This repository contains the Explainability Tool developed by Pluribus One in the context of the AssureMOSS project.
Our tool perform the detection of security-relevant GitHub commits (on JAVA code only), e.g., code changes that are related to a vulnerability fixing, and shows how individual source code tokens have influenced the decision. A video demonstration of the tool can be found here.
We base our tool on JavaBERT-uncased (link to the related publication on arxiv) model, that we fine-tuned on the commit classification task. Explanations are obtained by applying the Layer Integrated Gradients method.
The Explainability Tool app is implemented with FastAPI and can be launched in several ways. For instance, you can use uvicorn:
uvicorn main:app --host 0.0.0.0 --port 8000
Before launching the tool, you can choose whether running the model on CPU or GPU
by changing the DEVICE
parameter from main.py
.
The first launch might be slower because the model will be downloaded.
To analyze a commit you must paste a commit url from GitHub. If the commit belong to a large repository, you might experiment a slight delay on the first analysis from it, as the entire repository need to be downloaded.
In the visualizations, a commit diff is shown as follows:
changed lines start either with a +
or a −
symbol, depending on if they belong
to the new version of the modified methods or the previous one.
If a line is present in both versions, an additional line starting with ?

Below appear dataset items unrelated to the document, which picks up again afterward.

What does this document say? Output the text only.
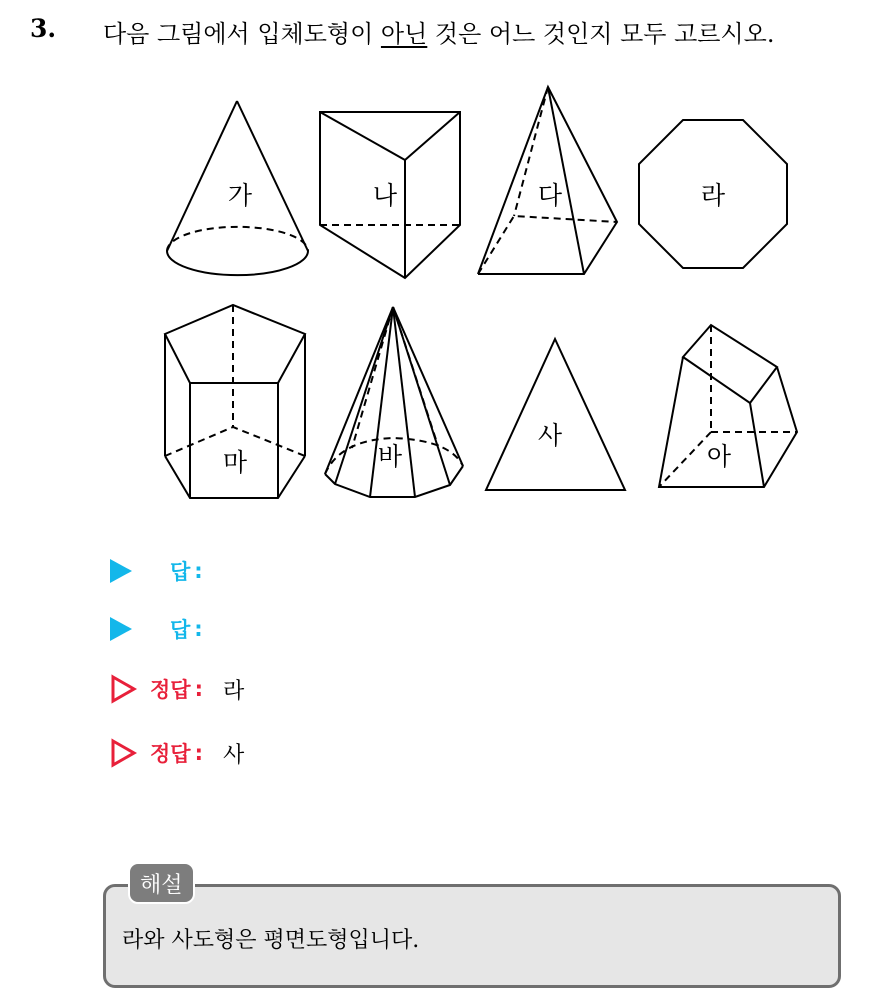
3. 다음 그림에서 입체도형이 아닌 것은 어느 것인지 모두 고르시오.
가	나	다	라
마	바
사
아
답 :
답 :
정답 : 라
정답 : 사
해설
라와 사도형은 평면도형입니다.
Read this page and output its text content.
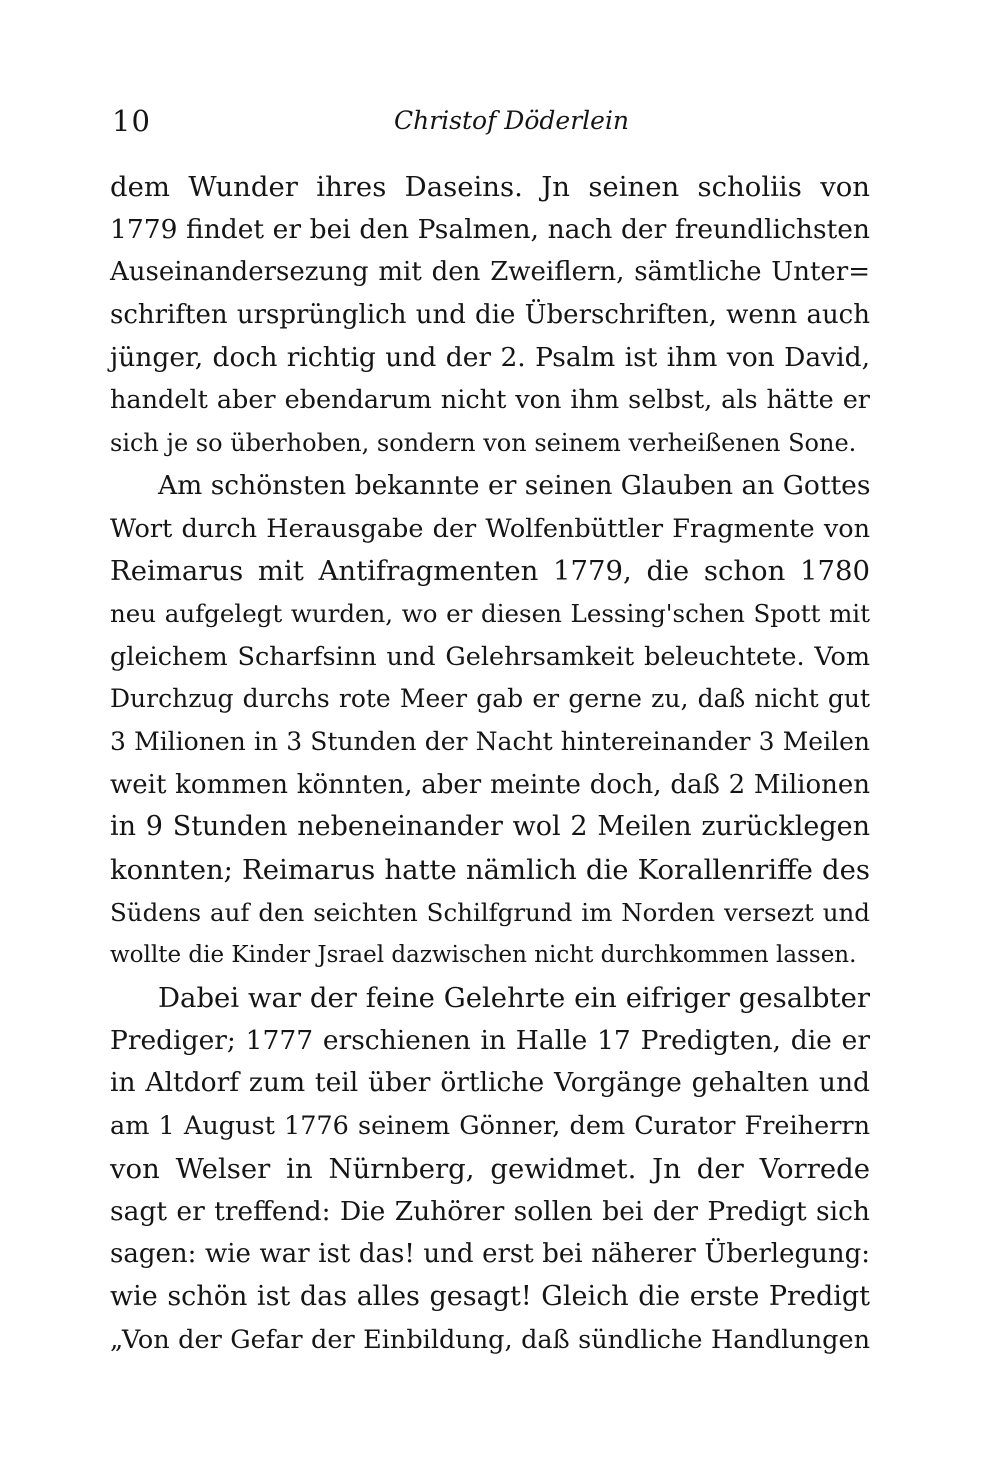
10	Christof Döderlein
dem Wunder ihres Daseins. Jn seinen scholiis von
1779 findet er bei den Psalmen, nach der freundlichsten
Auseinandersezung mit den Zweiflern, sämtliche Unter=
schriften ursprünglich und die Überschriften, wenn auch
jünger, doch richtig und der 2. Psalm ist ihm von David,
handelt aber ebendarum nicht von ihm selbst, als hätte er
sich je so überhoben, sondern von seinem verheißenen Sone.
Am schönsten bekannte er seinen Glauben an Gottes
Wort durch Herausgabe der Wolfenbüttler Fragmente von
Reimarus mit Antifragmenten 1779, die schon 1780
neu aufgelegt wurden, wo er diesen Lessing'schen Spott mit
gleichem Scharfsinn und Gelehrsamkeit beleuchtete. Vom
Durchzug durchs rote Meer gab er gerne zu, daß nicht gut
3 Milionen in 3 Stunden der Nacht hintereinander 3 Meilen
weit kommen könnten, aber meinte doch, daß 2 Milionen
in 9 Stunden nebeneinander wol 2 Meilen zurücklegen
konnten; Reimarus hatte nämlich die Korallenriffe des
Südens auf den seichten Schilfgrund im Norden versezt und
wollte die Kinder Jsrael dazwischen nicht durchkommen lassen.
Dabei war der feine Gelehrte ein eifriger gesalbter
Prediger; 1777 erschienen in Halle 17 Predigten, die er
in Altdorf zum teil über örtliche Vorgänge gehalten und
am 1 August 1776 seinem Gönner, dem Curator Freiherrn
von Welser in Nürnberg, gewidmet. Jn der Vorrede
sagt er treffend: Die Zuhörer sollen bei der Predigt sich
sagen: wie war ist das! und erst bei näherer Überlegung:
wie schön ist das alles gesagt! Gleich die erste Predigt
„Von der Gefar der Einbildung, daß sündliche Handlungen
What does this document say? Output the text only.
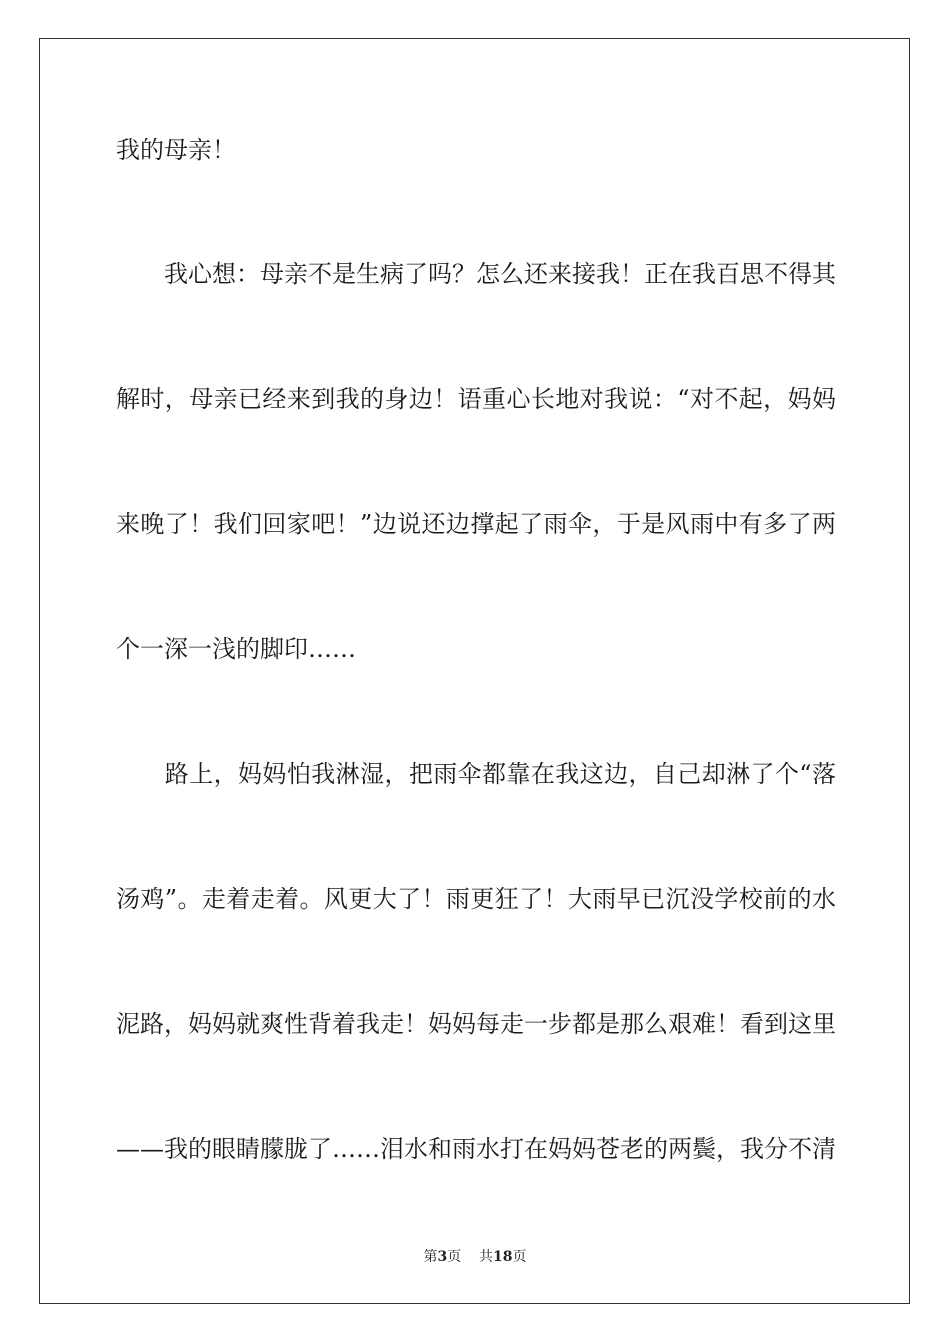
我的母亲！
　　我心想：母亲不是生病了吗？怎么还来接我！正在我百思不得其
解时，母亲已经来到我的身边！语重心长地对我说：“对不起，妈妈
来晚了！我们回家吧！”边说还边撑起了雨伞，于是风雨中有多了两
个一深一浅的脚印……
　　路上，妈妈怕我淋湿，把雨伞都靠在我这边，自己却淋了个“落
汤鸡”。走着走着。风更大了！雨更狂了！大雨早已沉没学校前的水
泥路，妈妈就爽性背着我走！妈妈每走一步都是那么艰难！看到这里
——我的眼睛朦胧了……泪水和雨水打在妈妈苍老的两鬓，我分不清
第3页 共18页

helps to identify added or removed characters (again, with +
or −
symbols,
respectively).
On each diff line, tokens that influence the classifier’s decision towards the positive
class (i.e., security-relevant) are highlighted in green, whereas tokens that push toward the other class
are highlighted in red.
Neutral tokens are not highlighted.
The colour intensity is related to the weight that each token assumes in the decision.